The computer readable program instructions may also be loaded onto a computer, other programmable data processing apparatus, or other device to cause a series of operational steps to be performed on the computer, other programmable apparatus or other device to produce a computer implemented process, such that the instructions which execute on the computer, other programmable apparatus, or other device implement the functions/acts specified in the flowchart and/or block diagram block or blocks.
The flowchart and block diagrams in the Figures illustrate the architecture, functionality, and operation of possible implementations of systems, methods, and computer program products according to various embodiments of the present invention. In this regard, each block in the flowchart or block diagrams may represent a module, segment, or portion of instructions, which comprises one or more executable instructions for implementing the specified logical function(s). In some alternative implementations, the functions noted in the blocks may occur out of the order noted in the Figures. For example, two blocks shown in succession may, in fact, be executed substantially concurrently, or the blocks may sometimes be executed in the reverse order, depending upon the functionality involved. It will also be noted that each block of the block diagrams and/or flowchart illustration, and combinations of blocks in the block diagrams and/or flowchart illustration, can be implemented by special purpose hardware-based systems that perform the specified functions or acts or carry out combinations of special purpose hardware and computer instructions.

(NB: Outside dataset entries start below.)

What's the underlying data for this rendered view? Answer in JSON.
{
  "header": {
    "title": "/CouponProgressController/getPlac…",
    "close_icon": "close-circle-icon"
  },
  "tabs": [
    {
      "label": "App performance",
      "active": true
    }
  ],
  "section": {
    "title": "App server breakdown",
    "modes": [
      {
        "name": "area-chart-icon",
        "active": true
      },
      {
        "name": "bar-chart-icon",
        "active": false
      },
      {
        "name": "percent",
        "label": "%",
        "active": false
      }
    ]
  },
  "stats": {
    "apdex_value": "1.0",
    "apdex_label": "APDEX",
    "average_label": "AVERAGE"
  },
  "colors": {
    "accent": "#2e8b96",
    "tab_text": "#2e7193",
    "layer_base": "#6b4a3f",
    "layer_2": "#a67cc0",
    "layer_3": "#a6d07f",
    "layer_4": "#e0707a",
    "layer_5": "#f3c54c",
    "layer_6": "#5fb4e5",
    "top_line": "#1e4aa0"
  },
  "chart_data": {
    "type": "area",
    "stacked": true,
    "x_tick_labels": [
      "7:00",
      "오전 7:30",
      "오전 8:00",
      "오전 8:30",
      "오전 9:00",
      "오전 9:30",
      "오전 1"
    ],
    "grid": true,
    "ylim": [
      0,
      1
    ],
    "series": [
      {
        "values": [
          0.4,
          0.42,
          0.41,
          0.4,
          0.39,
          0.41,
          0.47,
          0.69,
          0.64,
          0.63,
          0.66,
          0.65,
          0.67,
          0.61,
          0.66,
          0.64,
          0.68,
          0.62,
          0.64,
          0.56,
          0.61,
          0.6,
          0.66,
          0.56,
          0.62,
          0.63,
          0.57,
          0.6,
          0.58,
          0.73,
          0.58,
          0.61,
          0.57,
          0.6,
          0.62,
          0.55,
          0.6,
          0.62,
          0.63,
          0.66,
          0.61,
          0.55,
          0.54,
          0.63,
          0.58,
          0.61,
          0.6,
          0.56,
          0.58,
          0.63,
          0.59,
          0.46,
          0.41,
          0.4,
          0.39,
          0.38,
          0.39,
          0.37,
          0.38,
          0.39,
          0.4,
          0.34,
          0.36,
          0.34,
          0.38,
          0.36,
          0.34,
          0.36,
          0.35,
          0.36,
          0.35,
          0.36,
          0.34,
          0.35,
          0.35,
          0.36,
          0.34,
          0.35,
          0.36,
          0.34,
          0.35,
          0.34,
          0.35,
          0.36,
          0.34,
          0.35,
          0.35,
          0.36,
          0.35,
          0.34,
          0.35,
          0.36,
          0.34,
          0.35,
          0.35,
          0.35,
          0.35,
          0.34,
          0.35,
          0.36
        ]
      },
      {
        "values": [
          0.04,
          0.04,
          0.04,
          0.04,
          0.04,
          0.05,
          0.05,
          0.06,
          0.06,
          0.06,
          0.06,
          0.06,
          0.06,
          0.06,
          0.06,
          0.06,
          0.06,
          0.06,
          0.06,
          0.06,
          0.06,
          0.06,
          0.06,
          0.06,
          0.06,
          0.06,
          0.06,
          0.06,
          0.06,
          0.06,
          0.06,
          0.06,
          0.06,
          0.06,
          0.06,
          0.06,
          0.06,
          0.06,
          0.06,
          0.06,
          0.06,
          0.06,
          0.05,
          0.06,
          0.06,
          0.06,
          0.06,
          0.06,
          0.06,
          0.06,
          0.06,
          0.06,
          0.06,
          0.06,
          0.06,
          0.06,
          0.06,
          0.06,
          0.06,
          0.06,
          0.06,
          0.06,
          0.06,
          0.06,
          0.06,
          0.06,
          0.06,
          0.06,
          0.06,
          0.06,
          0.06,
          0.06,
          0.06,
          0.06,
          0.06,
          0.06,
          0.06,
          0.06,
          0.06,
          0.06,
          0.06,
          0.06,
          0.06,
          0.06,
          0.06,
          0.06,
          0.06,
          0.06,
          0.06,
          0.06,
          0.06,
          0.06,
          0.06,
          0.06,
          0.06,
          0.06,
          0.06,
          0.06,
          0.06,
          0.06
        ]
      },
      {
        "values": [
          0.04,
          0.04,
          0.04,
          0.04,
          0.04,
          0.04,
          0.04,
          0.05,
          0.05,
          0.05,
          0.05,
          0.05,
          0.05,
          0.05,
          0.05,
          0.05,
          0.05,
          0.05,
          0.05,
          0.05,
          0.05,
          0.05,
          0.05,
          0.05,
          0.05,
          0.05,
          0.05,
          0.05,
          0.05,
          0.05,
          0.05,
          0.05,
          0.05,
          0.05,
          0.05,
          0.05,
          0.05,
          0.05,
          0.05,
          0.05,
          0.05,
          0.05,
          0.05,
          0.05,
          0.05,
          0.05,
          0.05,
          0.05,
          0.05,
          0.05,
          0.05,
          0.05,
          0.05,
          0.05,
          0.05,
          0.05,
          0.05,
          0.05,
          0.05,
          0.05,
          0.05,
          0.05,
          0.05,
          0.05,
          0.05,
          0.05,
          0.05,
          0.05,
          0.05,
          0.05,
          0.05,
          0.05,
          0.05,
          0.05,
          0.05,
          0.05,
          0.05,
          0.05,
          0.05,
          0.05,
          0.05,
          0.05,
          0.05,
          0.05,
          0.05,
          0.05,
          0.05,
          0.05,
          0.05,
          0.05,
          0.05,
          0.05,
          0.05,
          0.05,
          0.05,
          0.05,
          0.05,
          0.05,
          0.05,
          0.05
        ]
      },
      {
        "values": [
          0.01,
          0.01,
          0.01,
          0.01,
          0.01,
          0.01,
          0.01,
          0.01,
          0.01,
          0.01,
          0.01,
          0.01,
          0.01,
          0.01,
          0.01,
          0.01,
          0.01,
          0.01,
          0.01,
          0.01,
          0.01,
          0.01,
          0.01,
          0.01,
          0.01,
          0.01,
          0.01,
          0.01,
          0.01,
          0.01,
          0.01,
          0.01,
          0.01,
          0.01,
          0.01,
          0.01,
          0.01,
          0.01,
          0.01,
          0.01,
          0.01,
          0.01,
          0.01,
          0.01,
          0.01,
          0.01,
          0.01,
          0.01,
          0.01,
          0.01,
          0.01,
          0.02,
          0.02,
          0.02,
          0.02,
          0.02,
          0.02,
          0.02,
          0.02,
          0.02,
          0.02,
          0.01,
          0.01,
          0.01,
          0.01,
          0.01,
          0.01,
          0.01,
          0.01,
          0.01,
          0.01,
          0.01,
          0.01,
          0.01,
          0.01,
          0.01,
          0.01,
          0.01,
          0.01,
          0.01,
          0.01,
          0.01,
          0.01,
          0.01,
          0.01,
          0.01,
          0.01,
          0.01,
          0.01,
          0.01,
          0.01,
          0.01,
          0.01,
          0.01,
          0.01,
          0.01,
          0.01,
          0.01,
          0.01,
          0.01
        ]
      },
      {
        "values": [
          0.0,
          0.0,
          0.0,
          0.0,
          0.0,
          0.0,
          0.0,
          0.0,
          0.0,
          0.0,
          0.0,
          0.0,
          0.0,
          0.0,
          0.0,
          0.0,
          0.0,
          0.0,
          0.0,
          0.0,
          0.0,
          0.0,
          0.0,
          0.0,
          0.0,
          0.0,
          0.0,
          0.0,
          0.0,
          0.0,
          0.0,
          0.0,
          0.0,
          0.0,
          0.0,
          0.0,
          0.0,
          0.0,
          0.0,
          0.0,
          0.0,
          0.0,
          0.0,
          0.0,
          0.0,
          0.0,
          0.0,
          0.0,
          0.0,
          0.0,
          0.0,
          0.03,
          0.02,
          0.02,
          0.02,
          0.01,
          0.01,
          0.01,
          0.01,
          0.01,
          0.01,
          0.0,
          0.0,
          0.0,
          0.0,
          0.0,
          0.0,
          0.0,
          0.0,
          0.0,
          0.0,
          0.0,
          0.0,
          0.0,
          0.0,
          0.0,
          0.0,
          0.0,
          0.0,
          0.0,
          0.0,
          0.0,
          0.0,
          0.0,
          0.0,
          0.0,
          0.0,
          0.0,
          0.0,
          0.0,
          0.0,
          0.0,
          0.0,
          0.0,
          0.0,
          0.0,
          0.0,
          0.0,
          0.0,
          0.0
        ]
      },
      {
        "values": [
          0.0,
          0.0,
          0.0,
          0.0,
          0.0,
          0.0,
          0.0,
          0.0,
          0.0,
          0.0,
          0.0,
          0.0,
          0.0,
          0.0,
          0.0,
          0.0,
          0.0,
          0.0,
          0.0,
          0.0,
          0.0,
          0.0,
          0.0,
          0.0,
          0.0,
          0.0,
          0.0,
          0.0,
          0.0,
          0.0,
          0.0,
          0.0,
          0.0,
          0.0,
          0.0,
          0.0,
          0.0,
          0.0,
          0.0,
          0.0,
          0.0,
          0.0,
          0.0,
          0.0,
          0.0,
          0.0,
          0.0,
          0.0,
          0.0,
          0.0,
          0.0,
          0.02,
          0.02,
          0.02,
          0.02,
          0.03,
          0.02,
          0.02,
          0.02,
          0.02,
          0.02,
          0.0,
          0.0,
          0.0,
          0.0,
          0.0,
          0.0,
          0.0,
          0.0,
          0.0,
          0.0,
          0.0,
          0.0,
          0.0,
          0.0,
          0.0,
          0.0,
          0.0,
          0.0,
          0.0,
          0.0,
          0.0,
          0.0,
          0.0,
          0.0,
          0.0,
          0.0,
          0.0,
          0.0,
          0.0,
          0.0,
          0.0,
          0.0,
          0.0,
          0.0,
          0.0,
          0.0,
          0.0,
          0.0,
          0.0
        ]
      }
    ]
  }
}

The descriptions of the various embodiments of the present invention have been presented for purposes of illustration, but are not intended to be exhaustive or limited to the embodiments disclosed. Many modifications and variations will be apparent to those of ordinary skill in the art without departing from the scope and spirit of the described embodiments. The terminology used herein was chosen to best explain the principles of the embodiments, the practical application or technical improvement over technologies found in the marketplace, or to enable others of ordinary skill in the art to understand the embodiments described herein.